RepoSense
RepoSense copied to clipboard
Investigation into the reduction of runtime and memory usage for `StreamGobbler`
What feature(s) would you like to see in RepoSense
As detailed in issue #2091, the StreamGobbler
class consumes a large amount of memory when in use, upwards of around > 500 MB per run.
After some digging around through the codebase, and looking through the different source codes for String
and StringBuilder
class, it appears that there might be some performance bottlenecks with the way that the code is currently written.

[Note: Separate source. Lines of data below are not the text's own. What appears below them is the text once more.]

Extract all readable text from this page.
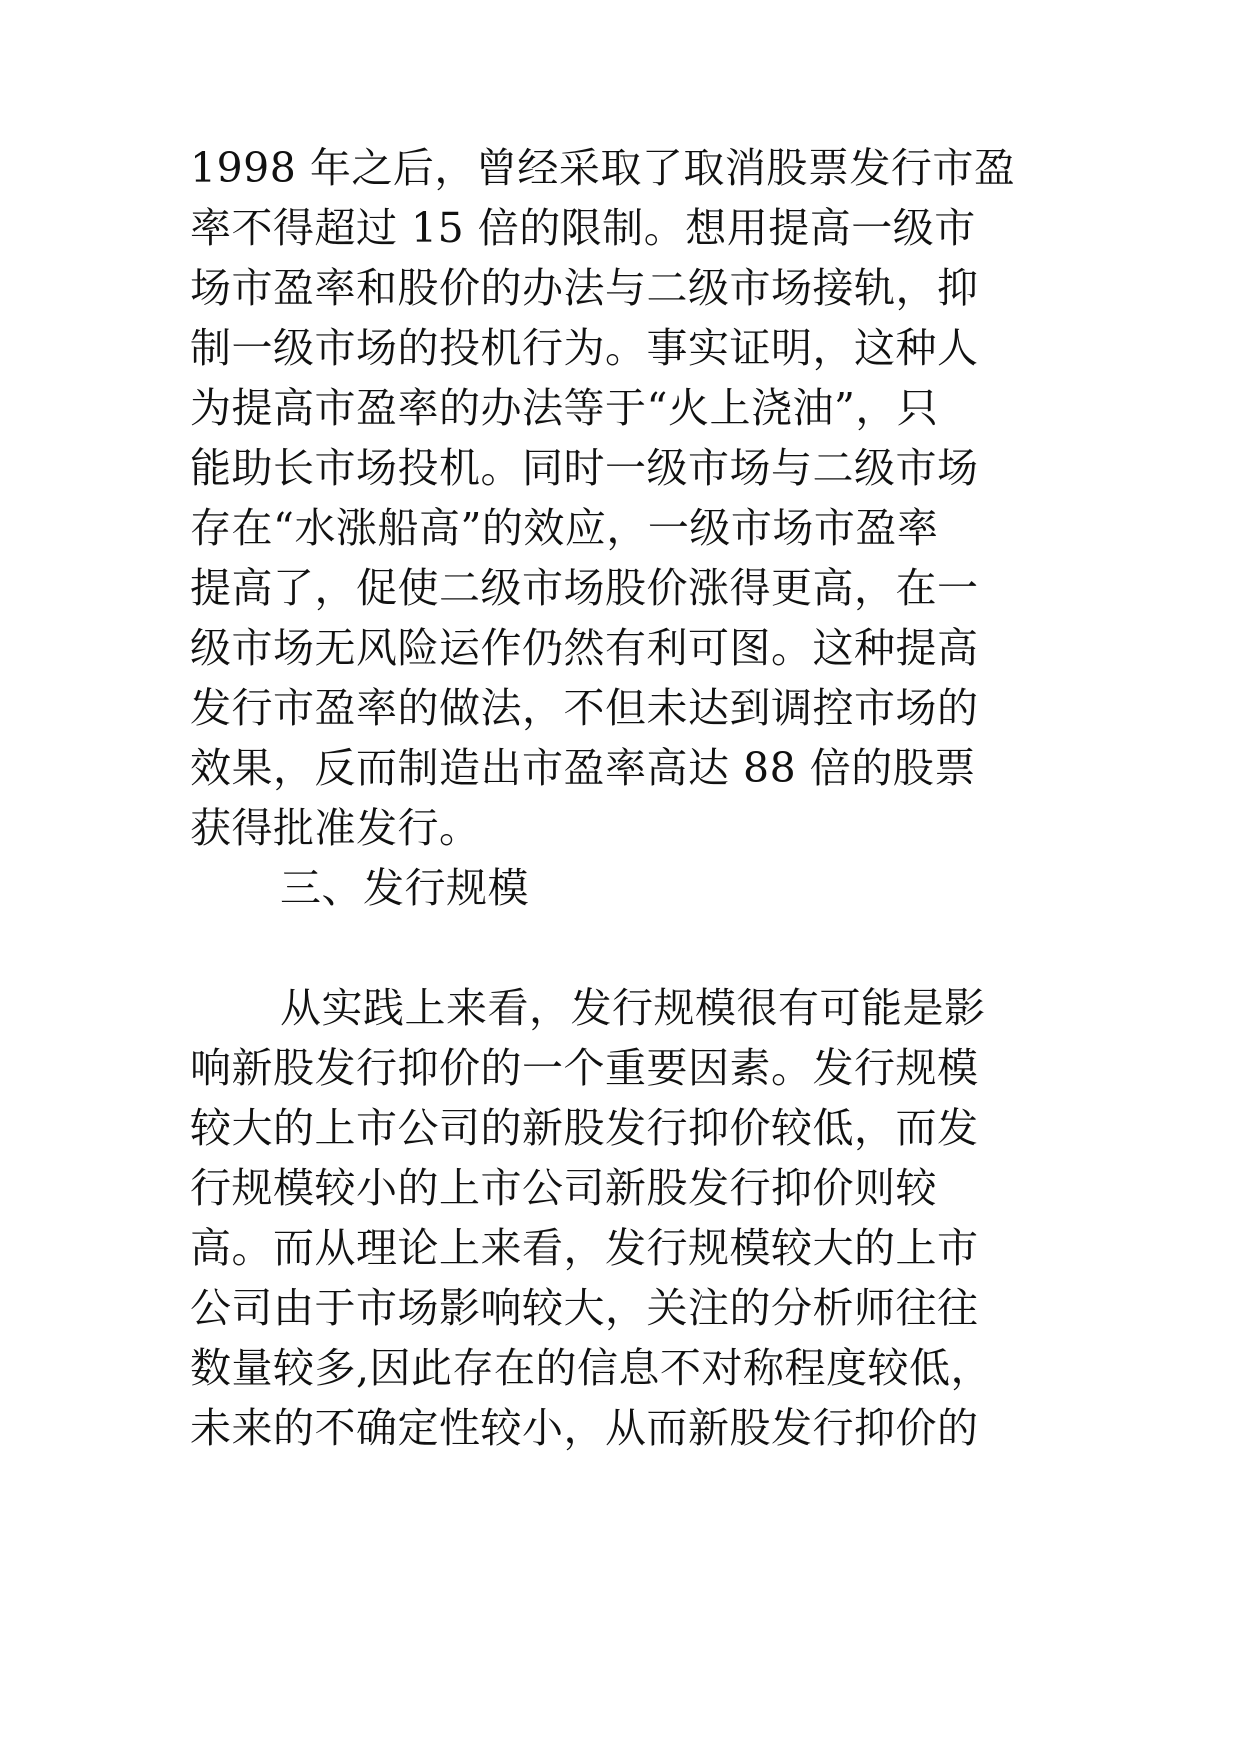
1998 年之后，曾经采取了取消股票发行市盈
率不得超过 15 倍的限制。想用提高一级市
场市盈率和股价的办法与二级市场接轨，抑
制一级市场的投机行为。事实证明，这种人
为提高市盈率的办法等于“火上浇油”，只
能助长市场投机。同时一级市场与二级市场
存在“水涨船高”的效应，一级市场市盈率
提高了，促使二级市场股价涨得更高，在一
级市场无风险运作仍然有利可图。这种提高
发行市盈率的做法，不但未达到调控市场的
效果，反而制造出市盈率高达 88 倍的股票
获得批准发行。
三、发行规模
从实践上来看，发行规模很有可能是影
响新股发行抑价的一个重要因素。发行规模
较大的上市公司的新股发行抑价较低，而发
行规模较小的上市公司新股发行抑价则较
高。而从理论上来看，发行规模较大的上市
公司由于市场影响较大，关注的分析师往往
数量较多,因此存在的信息不对称程度较低，
未来的不确定性较小，从而新股发行抑价的
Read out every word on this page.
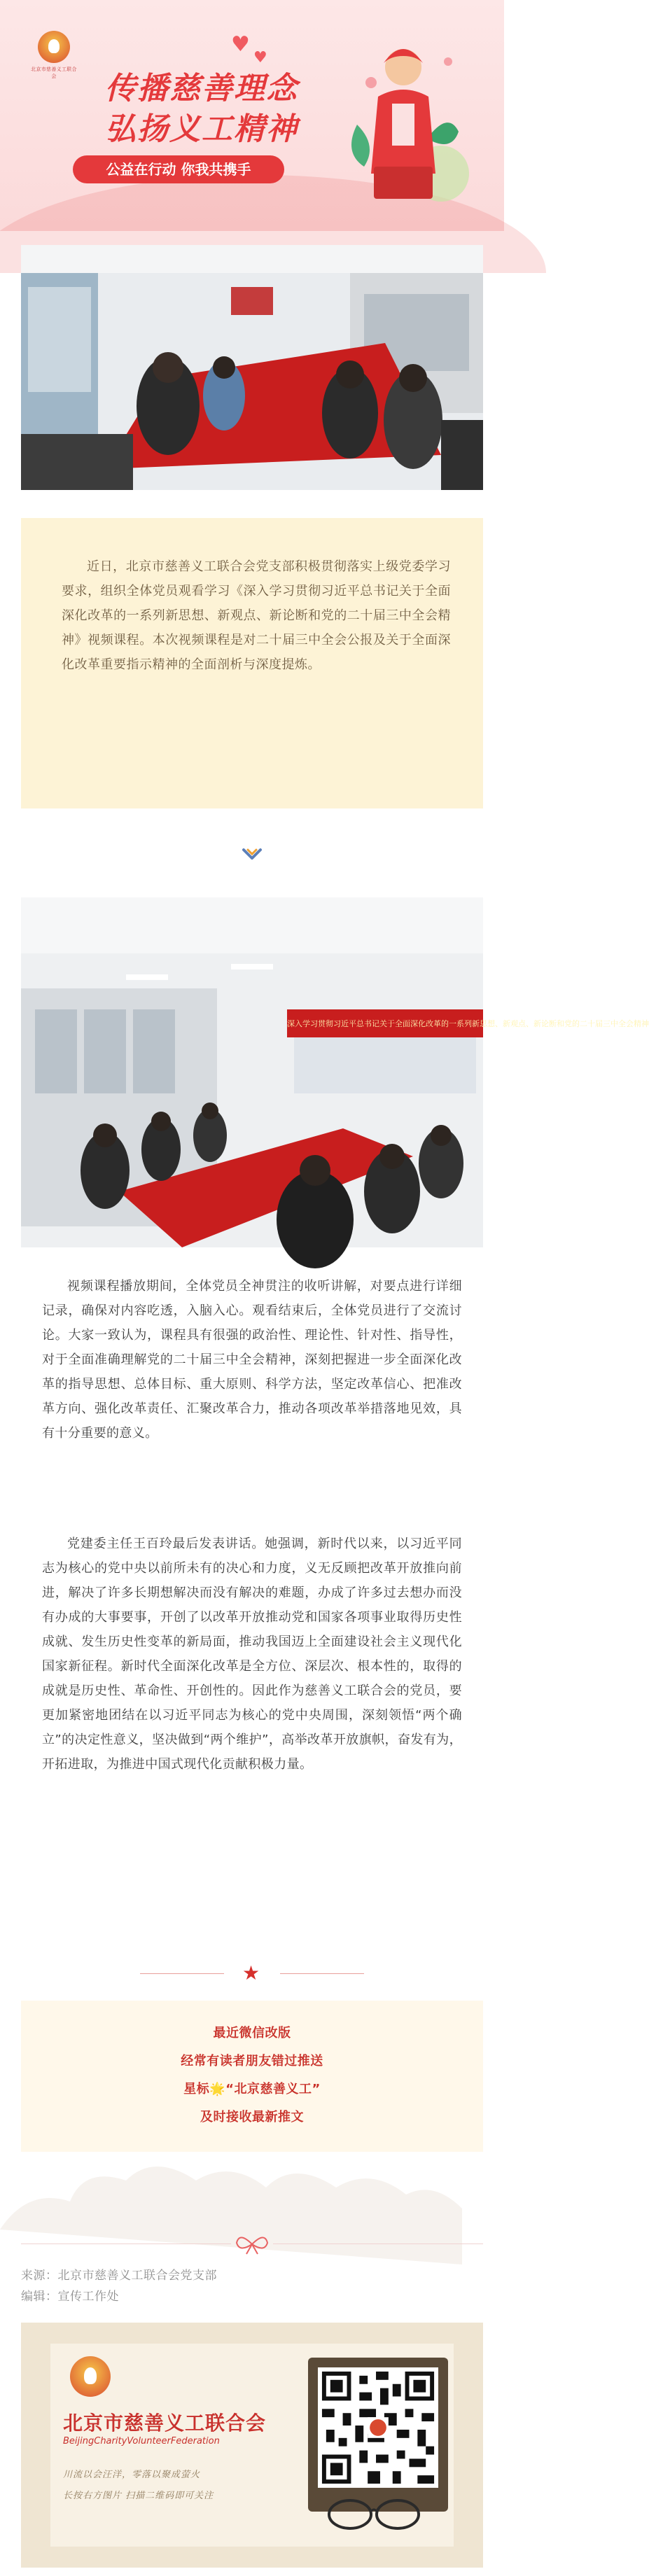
北京市慈善义工联合会
♥
♥
传播慈善理念
弘扬义工精神
公益在行动 你我共携手
近日，北京市慈善义工联合会党支部积极贯彻落实上级党委学习要求，组织全体党员观看学习《深入学习贯彻习近平总书记关于全面深化改革的一系列新思想、新观点、新论断和党的二十届三中全会精神》视频课程。本次视频课程是对二十届三中全会公报及关于全面深化改革重要指示精神的全面剖析与深度提炼。
深入学习贯彻习近平总书记关于全面深化改革的一系列新思想、新观点、新论断和党的二十届三中全会精神
视频课程播放期间，全体党员全神贯注的收听讲解，对要点进行详细记录，确保对内容吃透，入脑入心。观看结束后，全体党员进行了交流讨论。大家一致认为，课程具有很强的政治性、理论性、针对性、指导性，对于全面准确理解党的二十届三中全会精神，深刻把握进一步全面深化改革的指导思想、总体目标、重大原则、科学方法，坚定改革信心、把准改革方向、强化改革责任、汇聚改革合力，推动各项改革举措落地见效，具有十分重要的意义。
党建委主任王百玲最后发表讲话。她强调，新时代以来，以习近平同志为核心的党中央以前所未有的决心和力度，义无反顾把改革开放推向前进，解决了许多长期想解决而没有解决的难题，办成了许多过去想办而没有办成的大事要事，开创了以改革开放推动党和国家各项事业取得历史性成就、发生历史性变革的新局面，推动我国迈上全面建设社会主义现代化国家新征程。新时代全面深化改革是全方位、深层次、根本性的，取得的成就是历史性、革命性、开创性的。因此作为慈善义工联合会的党员，要更加紧密地团结在以习近平同志为核心的党中央周围，深刻领悟“两个确立”的决定性意义，坚决做到“两个维护”，高举改革开放旗帜，奋发有为，开拓进取，为推进中国式现代化贡献积极力量。
★
最近微信改版
经常有读者朋友错过推送
星标🌟“北京慈善义工”
及时接收最新推文
来源：北京市慈善义工联合会党支部
编辑：宣传工作处
北京市慈善义工联合会
BeijingCharityVolunteerFederation
川流以会汪洋，零落以聚成萤火
长按右方图片 扫描二维码即可关注
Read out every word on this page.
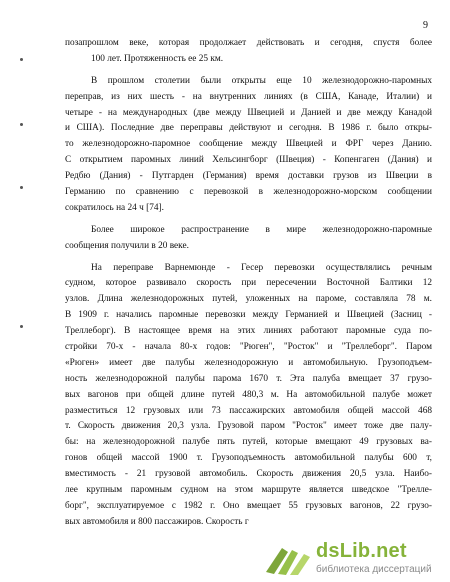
9
позапрошлом веке, которая продолжает действовать и сегодня, спустя более
100 лет. Протяженность ее 25 км.
В прошлом столетии были открыты еще 10 железнодорожно-паромных
переправ, из них шесть - на внутренних линиях (в США, Канаде, Италии) и
четыре - на международных (две между Швецией и Данией и две между Канадой
и США). Последние две переправы действуют и сегодня. В 1986 г. было откры-
то железнодорожно-паромное сообщение между Швецией и ФРГ через Данию.
С открытием паромных линий Хельсингборг (Швеция) - Копенгаген (Дания) и
Редбю (Дания) - Путгарден (Германия) время доставки грузов из Швеции в
Германию по сравнению с перевозкой в железнодорожно-морском сообщении
сократилось на 24 ч [74].
Более широкое распространение в мире железнодорожно-паромные
сообщения получили в 20 веке.
На переправе Варнемюнде - Гесер перевозки осуществлялись речным
судном, которое развивало скорость при пересечении Восточной Балтики 12
узлов. Длина железнодорожных путей, уложенных на пароме, составляла 78 м.
В 1909 г. начались паромные перевозки между Германией и Швецией (Засниц -
Треллеборг). В настоящее время на этих линиях работают паромные суда по-
стройки 70-х - начала 80-х годов: "Рюген", "Росток" и "Треллеборг". Паром
«Рюген» имеет две палубы железнодорожную и автомобильную. Грузоподъем-
ность железнодорожной палубы парома 1670 т. Эта палуба вмещает 37 грузо-
вых вагонов при общей длине путей 480,3 м. На автомобильной палубе может
разместиться 12 грузовых или 73 пассажирских автомобиля общей массой 468
т. Скорость движения 20,3 узла. Грузовой паром "Росток" имеет тоже две палу-
бы: на железнодорожной палубе пять путей, которые вмещают 49 грузовых ва-
гонов общей массой 1900 т. Грузоподъемность автомобильной палубы 600 т,
вместимость - 21 грузовой автомобиль. Скорость движения 20,5 узла. Наибо-
лее крупным паромным судном на этом маршруте является шведское "Трелле-
борг", эксплуатируемое с 1982 г. Оно вмещает 55 грузовых вагонов, 22 грузо-
вых автомобиля и 800 пассажиров. Скорость г
dsLib.net
библиотека диссертаций
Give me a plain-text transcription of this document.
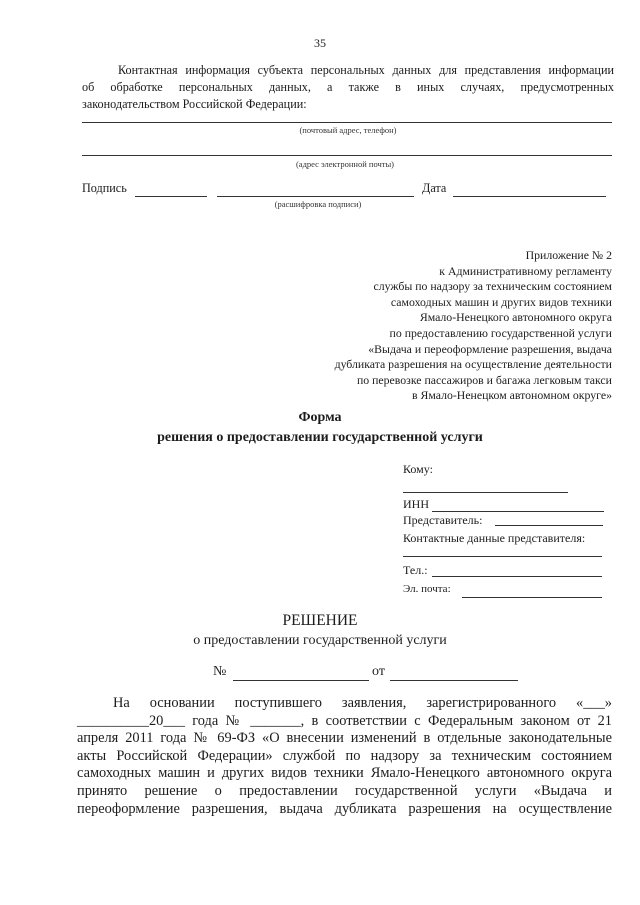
35
Контактная информация субъекта персональных данных для представления информации
об обработке персональных данных, а также в иных случаях, предусмотренных
законодательством Российской Федерации:
(почтовый адрес, телефон)
(адрес электронной почты)
Подпись	Дата
(расшифровка подписи)
Приложение № 2
к Административному регламенту
службы по надзору за техническим состоянием
самоходных машин и других видов техники
Ямало-Ненецкого автономного округа
по предоставлению государственной услуги
«Выдача и переоформление разрешения, выдача
дубликата разрешения на осуществление деятельности
по перевозке пассажиров и багажа легковым такси
в Ямало-Ненецком автономном округе»
Форма
решения о предоставлении государственной услуги
Кому:
ИНН
Представитель:
Контактные данные представителя:
Тел.:
Эл. почта:
РЕШЕНИЕ
о предоставлении государственной услуги
№	от
На основании поступившего заявления, зарегистрированного «___»
__________20___ года № _______, в соответствии с Федеральным законом от 21
апреля 2011 года № 69-ФЗ «О внесении изменений в отдельные законодательные
акты Российской Федерации» службой по надзору за техническим состоянием
самоходных машин и других видов техники Ямало-Ненецкого автономного округа
принято решение о предоставлении государственной услуги «Выдача и
переоформление разрешения, выдача дубликата разрешения на осуществление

Currently, the code is implemented as such:
ReadableByteChannel ch = Channels.newChannel(is);
int len;
while ((len = ch.read(buffer)) > 0) {
sb.append(new String(buffer.array(), 0, len));
buffer.rewind();
}
value = sb.toString();
We can observe that a new String
is created for every 8 KB of data read into the buffer and that the string is subsequently appended with the other strings stored in StringBuilder
before the buffer is rewound and overwritten in the next file read operation.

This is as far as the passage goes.